飛ぶ音響技術

 数週間後にフライトを控えて何を思ったか、突然航空事故について調べ始めた。そしてWikipediaの記事を、半泣きになりながら延々と時系列に遡って読み進めてしまったのは、技術的な部分はもとより、人的資源の管理やリスク対策についても完全に専門外である自分が「コックピットボイスレコーダー」なるものの存在につかまってしまったせいではないか、と思い当たった。その箱は、事故原因の究明のために、物音や会話を録音する性能を持ち、壊れにくく/発見されやすく作られているという。


 衝撃や火災によって全ての証拠が駄目になってしまったとき、残るのは「音声」だけであり、残された人はそれを探し出し、会話を再構築し、音を基にして事故原因を探る。複数機が絡む事故の場合は、双方の録音を交え検討して初めて「事実に最も近い説明」が提示されることも多いらしい。

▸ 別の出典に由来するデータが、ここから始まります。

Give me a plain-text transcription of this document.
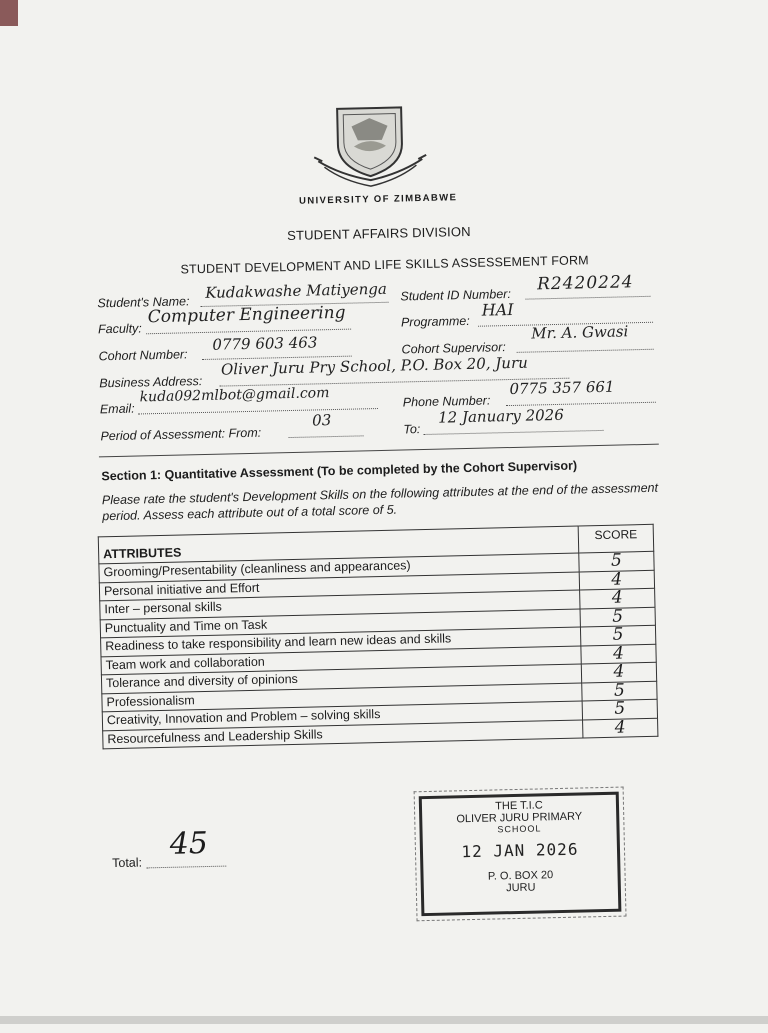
UNIVERSITY OF ZIMBABWE
STUDENT AFFAIRS DIVISION
STUDENT DEVELOPMENT AND LIFE SKILLS ASSESSEMENT FORM
Student's Name:
Kudakwashe Matiyenga
Faculty:
Computer Engineering
Cohort Number:
0779 603 463
Business Address:
Oliver Juru Pry School, P.O. Box 20, Juru
Email:
kuda092mlbot@gmail.com
Period of Assessment: From:
03
Student ID Number:
R2420224
Programme:
HAI
Cohort Supervisor:
Mr. A. Gwasi
Phone Number:
0775 357 661
To:
12 January 2026
Section 1: Quantitative Assessment (To be completed by the Cohort Supervisor)
Please rate the student's Development Skills on the following attributes at the end of the assessment period. Assess each attribute out of a total score of 5.
ATTRIBUTES	SCORE
Grooming/Presentability (cleanliness and appearances)	5
Personal initiative and Effort	4
Inter – personal skills	4
Punctuality and Time on Task	5
Readiness to take responsibility and learn new ideas and skills	5
Team work and collaboration	4
Tolerance and diversity of opinions	4
Professionalism	5
Creativity, Innovation and Problem – solving skills	5
Resourcefulness and Leadership Skills	4
Total:
45
THE T.I.C
OLIVER JURU PRIMARY
SCHOOL
12 JAN 2026
P. O. BOX 20
JURU
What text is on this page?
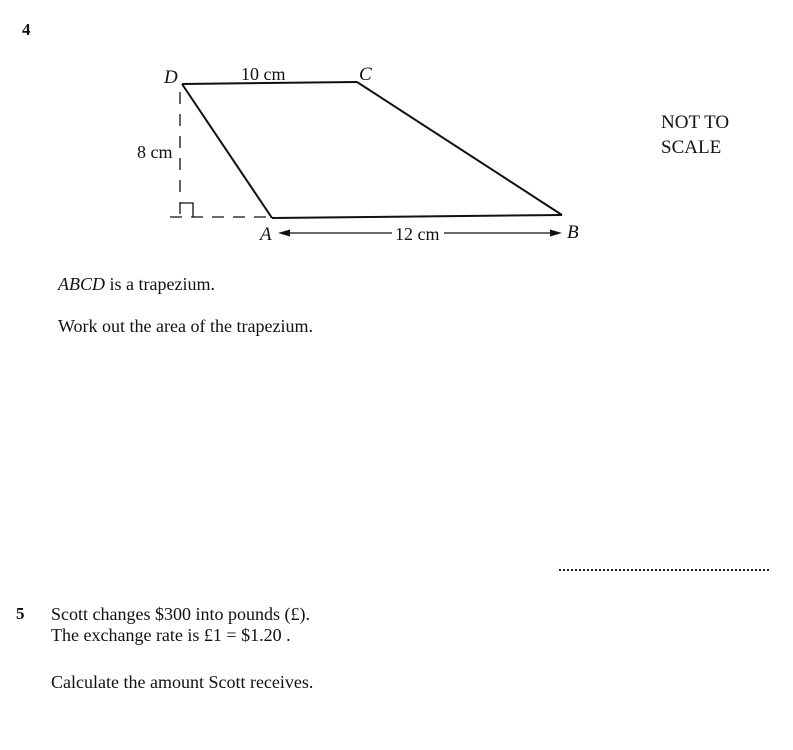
4
D	C
B
A
10 cm
12 cm
8 cm
NOT TO
SCALE
ABCD is a trapezium.
Work out the area of the trapezium.
5 Scott changes $300 into pounds (£).
The exchange rate is £1 = $1.20 .
Calculate the amount Scott receives.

 知識としては知っていたが、再現された会話を読むといろいろなものがこみ上げてくるし、それを可能にした技術と、事故の起きた瞬間/情報が途切れる「一瞬前」の「音の環境」を読み取ることの意味をどうしても考えてしまう。それはとてつもなく悲惨で凄惨な音響の記録なのだが、「音響」そして「声」(映像はないのかと思ったが、まだないのだろうか?どこにレンズを向けるかで違ってくるから意味がないのか、技術的に無理なのか)によって作られる、とても意味のある重要な記録にほかならない。

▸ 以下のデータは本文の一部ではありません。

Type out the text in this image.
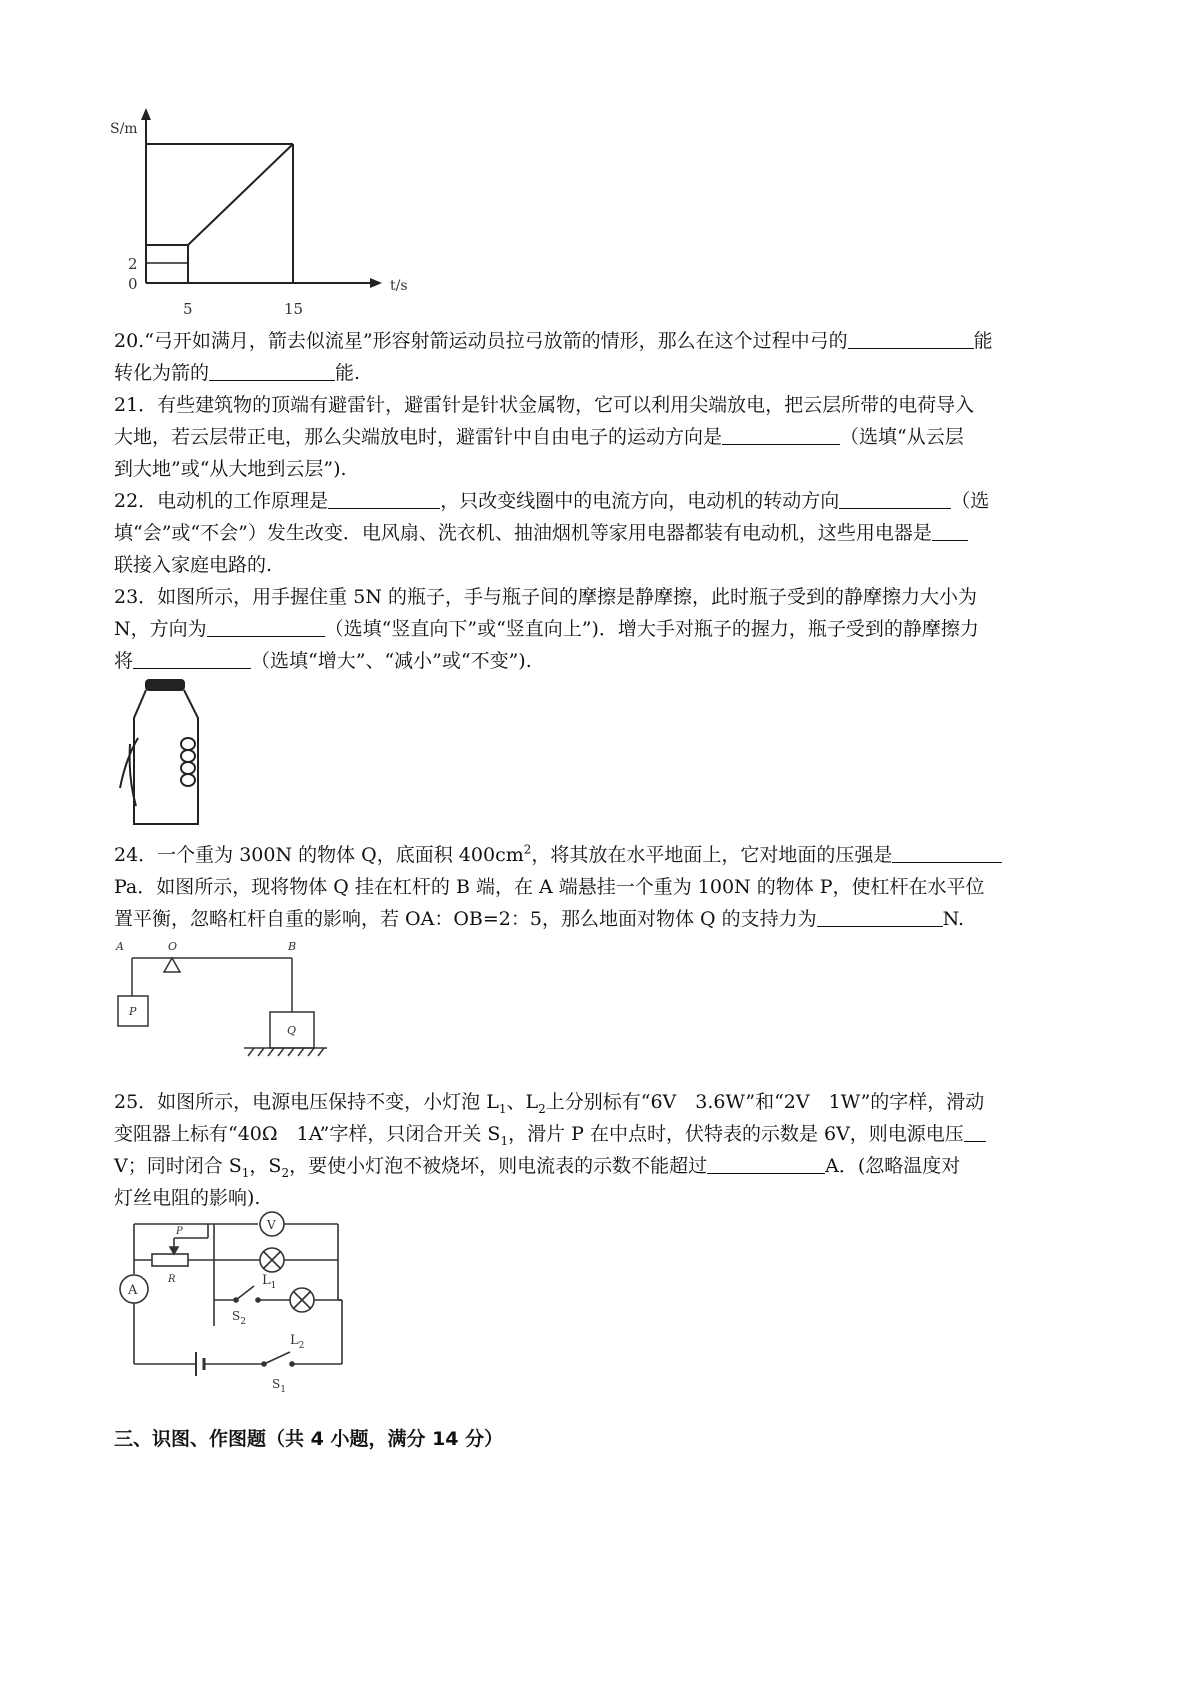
S/m
2
0
5	15
t/s
20.“弓开如满月，箭去似流星”形容射箭运动员拉弓放箭的情形，那么在这个过程中弓的	能
转化为箭的	能.
21．有些建筑物的顶端有避雷针，避雷针是针状金属物，它可以利用尖端放电，把云层所带的电荷导入
大地，若云层带正电，那么尖端放电时，避雷针中自由电子的运动方向是	（选填“从云层
到大地”或“从大地到云层”).
22．电动机的工作原理是	，只改变线圈中的电流方向，电动机的转动方向	（选
填“会”或“不会”）发生改变．电风扇、洗衣机、抽油烟机等家用电器都装有电动机，这些用电器是
联接入家庭电路的.
23．如图所示，用手握住重 5N 的瓶子，手与瓶子间的摩擦是静摩擦，此时瓶子受到的静摩擦力大小为
N，方向为	（选填“竖直向下”或“竖直向上”)．增大手对瓶子的握力，瓶子受到的静摩擦力
将	（选填“增大”、“减小”或“不变”).
24．一个重为 300N 的物体 Q，底面积 $400cm^2$，将其放在水平地面上，它对地面的压强是
Pa．如图所示，现将物体 Q 挂在杠杆的 B 端，在 A 端悬挂一个重为 100N 的物体 P，使杠杆在水平位
置平衡，忽略杠杆自重的影响，若 OA：OB=2：5，那么地面对物体 Q 的支持力为	N.
A	O	B
P
Q
25．如图所示，电源电压保持不变，小灯泡 $L_1$、$L_2$上分别标有“6V　3.6W”和“2V　1W”的字样，滑动
变阻器上标有“40Ω　1A”字样，只闭合开关 $S_1$，滑片 P 在中点时，伏特表的示数是 6V，则电源电压
V；同时闭合 $S_1$，$S_2$，要使小灯泡不被烧坏，则电流表的示数不能超过	A．(忽略温度对
灯丝电阻的影响).
A
V
P
R	$L_1$
$L_2$
$S_2$
$S_1$
三、识图、作图题（共 4 小题，满分 14 分）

 その記録は、起こったことを取り返すには何の役にも立たないが、原因の究明と今後の対策のために有効に使われるという。つまり音の風景とは、決して牧歌的でのどかなものにだけ適用される概念ではない、ということを改めて確認した。


 事故の記録を葬らないため、忘れないため、繰り返さないための抑止力としても、こうした記録が一般レベルにまで普及していくのはポジティブな効果を持つ。しかしその他に、聴覚的なものを質的に研究している立場から、音の専門家としてできることが何かあるのではないだろうか?どこかにそういう研究者がいるのではないだろうか、と思った(が、探し当てられなかった)。


 これもネットの発達で、mp3にして上げてあるサイトも多いらしい。聴くのはもう少し勉強してからにしようと思う。そして、採録書も出版されている。読めるかわからないけれどメモ。

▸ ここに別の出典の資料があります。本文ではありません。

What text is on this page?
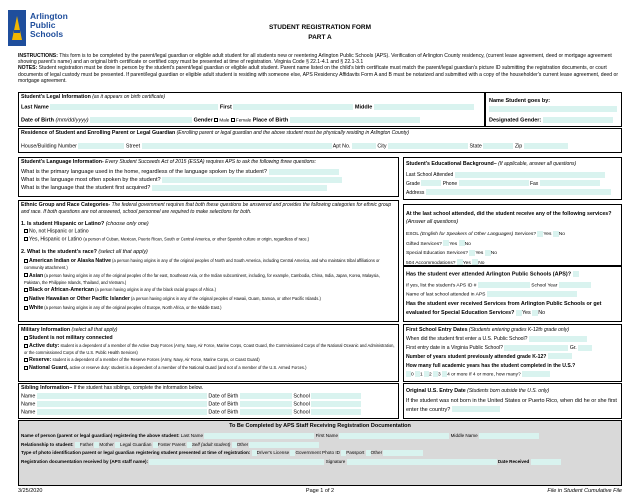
Arlington
Public
Schools
STUDENT REGISTRATION FORM
PART A
INSTRUCTIONS: This form is to be completed by the parent/legal guardian or eligible adult student for all students new or reentering Arlington Public Schools (APS). Verification of Arlington County residency, (current lease agreement, deed or mortgage agreement showing parent's name) and an original birth certificate or certified copy must be presented at time of registration. Virginia Code § 22.1-4.1 and § 22.1-3.1
NOTES: Student registration must be done in person by the student's parent/legal guardian or eligible adult student. Parent name listed on the child's birth certificate must match the parent/legal guardian's picture ID submitting the registration documents, or court documents of legal custody must be presented. If parent/legal guardian or eligible adult student is residing with someone else, APS Residency Affidavits Form A and B must be notarized and submitted with a copy of the householder's current lease agreement, deed or mortgage agreement.
Student's Legal Information (as it appears on birth certificate)
Last Name	First	Middle
Date of Birth (mm/dd/yyyy)	Gender Male Female Place of Birth
Name Student goes by:
Designated Gender:
Residence of Student and Enrolling Parent or Legal Guardian (Enrolling parent or legal guardian and the above student must be physically residing in Arlington County)
House/Building Number	Street	Apt No.	City	State	Zip
Student's Language Information- Every Student Succeeds Act of 2015 (ESSA) requires APS to ask the following three questions:
What is the primary language used in the home, regardless of the language spoken by the student?
What is the language most often spoken by the student?
What is the language that the student first acquired?
Student's Educational Background– (If applicable, answer all questions)
Last School Attended
Grade	Phone	Fax
Address
Ethnic Group and Race Categories- The federal government requires that both these questions be answered and provides the following categories for ethnic group and race. If both questions are not answered, school personnel are required to make selections for both.
1. Is student Hispanic or Latino? (choose only one)
No, not Hispanic or Latino
Yes, Hispanic or Latino (a person of Cuban, Mexican, Puerto Rican, South or Central America, or other Spanish culture or origin, regardless of race.)
2. What is the student's race? (select all that apply)
American Indian or Alaska Native (a person having origins in any of the original peoples of North and South America, including Central America, and who maintains tribal affiliations or community attachment.)
Asian (a person having origins in any of the original peoples of the far east, Southeast Asia, or the Indian subcontinent, including, for example, Cambodia, China, India, Japan, Korea, Malaysia, Pakistan, the Philippine Islands, Thailand, and Vietnam.)
Black or African-American (a person having origins in any of the black racial groups of Africa.)
Native Hawaiian or Other Pacific Islander (a person having origins in any of the original peoples of Hawaii, Guam, Samoa, or other Pacific Islands.)
White (a person having origins in any of the original peoples of Europe, North Africa, or the Middle East.)
At the last school attended, did the student receive any of the following services?
(Answer all questions)
ESOL (English for Speakers of Other Languages) Services? Yes No
Gifted Services? Yes No
Special Education Services? Yes No
504 Accommodations? Yes No
Has the student ever attended Arlington Public Schools (APS)?
If yes, list the student's APS ID #	School Year
Name of last school attended in APS
Has the student ever received Services from Arlington Public Schools or get evaluated for Special Education Services? Yes No
Military Information (select all that apply)
Student is not military connected
Active duty: student is a dependent of a member of the Active Duty Forces (Army, Navy, Air Force, Marine Corps, Coast Guard, the Commissioned Corps of the National Oceanic and Administration, or the commissioned Corps of the U.S. Public Health Services)
Reserve: student is a dependent of a member of the Reserve Forces (Army, Navy, Air Force, Marine Corps, or Coast Guard)
National Guard, active or reserve duty: student is a dependent of a member of the National Guard (and not of a member of the U.S. Armed Forces.)
First School Entry Dates (Students entering grades K-12th grade only)
When did the student first enter a U.S. Public School?
First entry date in a Virginia Public School?	Gr.
Number of years student previously attended grade K-12?
How many full academic years has the student completed in the U.S.?
0 1 2 3 4 or more If 4 or more, how many?
Sibling Information– If the student has siblings, complete the information below.
Name	Date of Birth	School
Name	Date of Birth	School
Name	Date of Birth	School
Original U.S. Entry Date (Students born outside the U.S. only)
If the student was not born in the United States or Puerto Rico, when did he or she first enter the country?
To Be Completed by APS Staff Receiving Registration Documentation
Name of person (parent or legal guardian) registering the above student: Last Name	First Name	Middle Name
Relationship to student: Father Mother Legal Guardian Foster Parent Self (adult student) Other
Type of photo identification parent or legal guardian registering student presented at time of registration: Driver's License Government Photo ID Passport Other
Registration documentation received by (APS staff name):	Signature	Date Received
3/25/2020	Page 1 of 2	File in Student Cumulative File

The Black Box: All-New Cockpit Voice Recorder Accounts Of In-flight Accidents

The Black Box: All-New Cockpit Voice Recorder Accounts Of In-flight Accidents

【追記】
 先日手元に届いた。だいぶ薄く、ひたすらレコーダーに残された会話が記載されている。日本のものも英訳されていた。この発想がどこまで使えるかはわからないが、時々眼を向けつつ、博論が終わったら考えてみたいと思う。